“Baroque is the superlative of the bizarre, the excess of the ridiculous.” Or so says Italian critic Francesco Milizia, writing in 1797. Long reprimanded for its “excessive” ornamentation and “convoluted” forms, the Baroque style stretches, undulatingly, across artistic media to architecture, design, and urbanism. The Baroque also travels, imperialistically, across the globe as it wriggles its way across centuries, from the early modern period to the present. Celebrated by some but derided by many, what does the style reveal as it shifts to different contexts, places, and times?

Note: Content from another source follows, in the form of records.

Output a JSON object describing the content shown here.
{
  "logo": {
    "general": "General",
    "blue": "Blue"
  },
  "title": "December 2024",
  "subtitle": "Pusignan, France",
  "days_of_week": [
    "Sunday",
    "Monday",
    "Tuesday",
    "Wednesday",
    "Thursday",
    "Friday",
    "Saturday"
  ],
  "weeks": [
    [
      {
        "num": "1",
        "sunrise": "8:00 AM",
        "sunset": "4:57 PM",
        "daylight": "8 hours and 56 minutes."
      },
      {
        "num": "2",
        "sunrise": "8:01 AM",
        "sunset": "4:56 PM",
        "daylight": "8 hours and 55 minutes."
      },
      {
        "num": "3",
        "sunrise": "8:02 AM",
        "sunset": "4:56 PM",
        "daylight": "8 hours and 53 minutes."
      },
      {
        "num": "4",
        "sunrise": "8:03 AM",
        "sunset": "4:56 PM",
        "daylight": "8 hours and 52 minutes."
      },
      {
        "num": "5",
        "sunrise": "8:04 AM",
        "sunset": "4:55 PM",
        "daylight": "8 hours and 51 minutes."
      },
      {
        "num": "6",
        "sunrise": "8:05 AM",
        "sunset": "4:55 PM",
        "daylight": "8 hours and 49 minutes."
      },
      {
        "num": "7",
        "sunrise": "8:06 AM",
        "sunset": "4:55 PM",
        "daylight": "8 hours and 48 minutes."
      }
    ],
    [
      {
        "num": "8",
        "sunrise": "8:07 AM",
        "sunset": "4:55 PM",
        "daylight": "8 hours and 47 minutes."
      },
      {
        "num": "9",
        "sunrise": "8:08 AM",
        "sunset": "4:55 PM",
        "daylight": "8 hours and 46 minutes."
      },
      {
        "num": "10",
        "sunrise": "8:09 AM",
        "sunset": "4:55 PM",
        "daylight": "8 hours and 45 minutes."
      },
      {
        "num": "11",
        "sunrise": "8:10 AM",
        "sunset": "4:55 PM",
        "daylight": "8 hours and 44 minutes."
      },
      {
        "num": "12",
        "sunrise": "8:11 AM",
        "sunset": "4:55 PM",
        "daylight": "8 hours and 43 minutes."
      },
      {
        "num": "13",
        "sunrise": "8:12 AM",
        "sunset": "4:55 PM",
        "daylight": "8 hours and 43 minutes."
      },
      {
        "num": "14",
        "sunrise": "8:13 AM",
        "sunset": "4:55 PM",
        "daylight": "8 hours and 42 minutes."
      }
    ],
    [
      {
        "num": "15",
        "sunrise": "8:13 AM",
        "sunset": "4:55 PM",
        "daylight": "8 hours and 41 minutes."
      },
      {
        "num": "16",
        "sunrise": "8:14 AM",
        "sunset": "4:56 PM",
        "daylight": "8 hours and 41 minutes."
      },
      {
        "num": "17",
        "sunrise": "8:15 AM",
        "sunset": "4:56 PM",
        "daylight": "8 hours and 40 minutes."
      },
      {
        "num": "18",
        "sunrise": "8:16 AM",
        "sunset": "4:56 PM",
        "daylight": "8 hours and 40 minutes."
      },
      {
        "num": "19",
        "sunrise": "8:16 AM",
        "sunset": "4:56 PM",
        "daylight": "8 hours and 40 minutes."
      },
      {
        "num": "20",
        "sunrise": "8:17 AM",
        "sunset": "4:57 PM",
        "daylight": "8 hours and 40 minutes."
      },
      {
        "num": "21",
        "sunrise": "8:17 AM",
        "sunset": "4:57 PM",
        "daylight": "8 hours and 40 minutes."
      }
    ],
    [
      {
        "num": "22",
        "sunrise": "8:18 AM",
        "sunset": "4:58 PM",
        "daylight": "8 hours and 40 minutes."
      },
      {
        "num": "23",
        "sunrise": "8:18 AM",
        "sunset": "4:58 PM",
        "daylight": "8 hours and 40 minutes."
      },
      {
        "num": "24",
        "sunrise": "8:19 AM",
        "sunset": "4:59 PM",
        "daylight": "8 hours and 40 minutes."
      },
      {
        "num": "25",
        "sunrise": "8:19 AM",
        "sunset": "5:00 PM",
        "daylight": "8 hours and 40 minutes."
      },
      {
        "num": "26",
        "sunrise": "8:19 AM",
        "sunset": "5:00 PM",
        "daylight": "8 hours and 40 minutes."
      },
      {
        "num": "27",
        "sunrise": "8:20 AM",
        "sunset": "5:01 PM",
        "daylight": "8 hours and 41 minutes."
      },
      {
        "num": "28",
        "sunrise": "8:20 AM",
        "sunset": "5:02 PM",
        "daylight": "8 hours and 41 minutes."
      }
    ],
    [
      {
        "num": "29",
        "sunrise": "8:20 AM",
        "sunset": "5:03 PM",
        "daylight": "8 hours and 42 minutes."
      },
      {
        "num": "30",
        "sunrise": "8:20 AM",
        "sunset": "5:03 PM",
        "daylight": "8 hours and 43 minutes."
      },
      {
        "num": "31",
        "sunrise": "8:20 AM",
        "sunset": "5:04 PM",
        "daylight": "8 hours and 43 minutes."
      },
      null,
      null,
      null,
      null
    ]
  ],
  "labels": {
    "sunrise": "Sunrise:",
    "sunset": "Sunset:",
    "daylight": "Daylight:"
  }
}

This elective seminar interrogates the Baroque as a lens through which to examine imperialisms, colonialisms, nationalisms, and fascisms. Our investigation of the Baroque will lead us to consider architectural translations and urban transformations, and to confront conceptions of race and gender. In the process, we will contend with issues of religiosity, power, class, migration, labor, extraction, hybridity, exchange, abundance, excess, persuasion, theatrics, and taste. From the Roman Baroque to the Punjabi Baroque to the digital Baroque, the seminar engages this contentious style in its many iterations across time and space, encouraging students to explore new Baroque-isms. Taking as its core premise that questions of style matter, this course asks what the Baroque has to tell us today.
This course does count as an architecture history elective for M.Arch 3G students.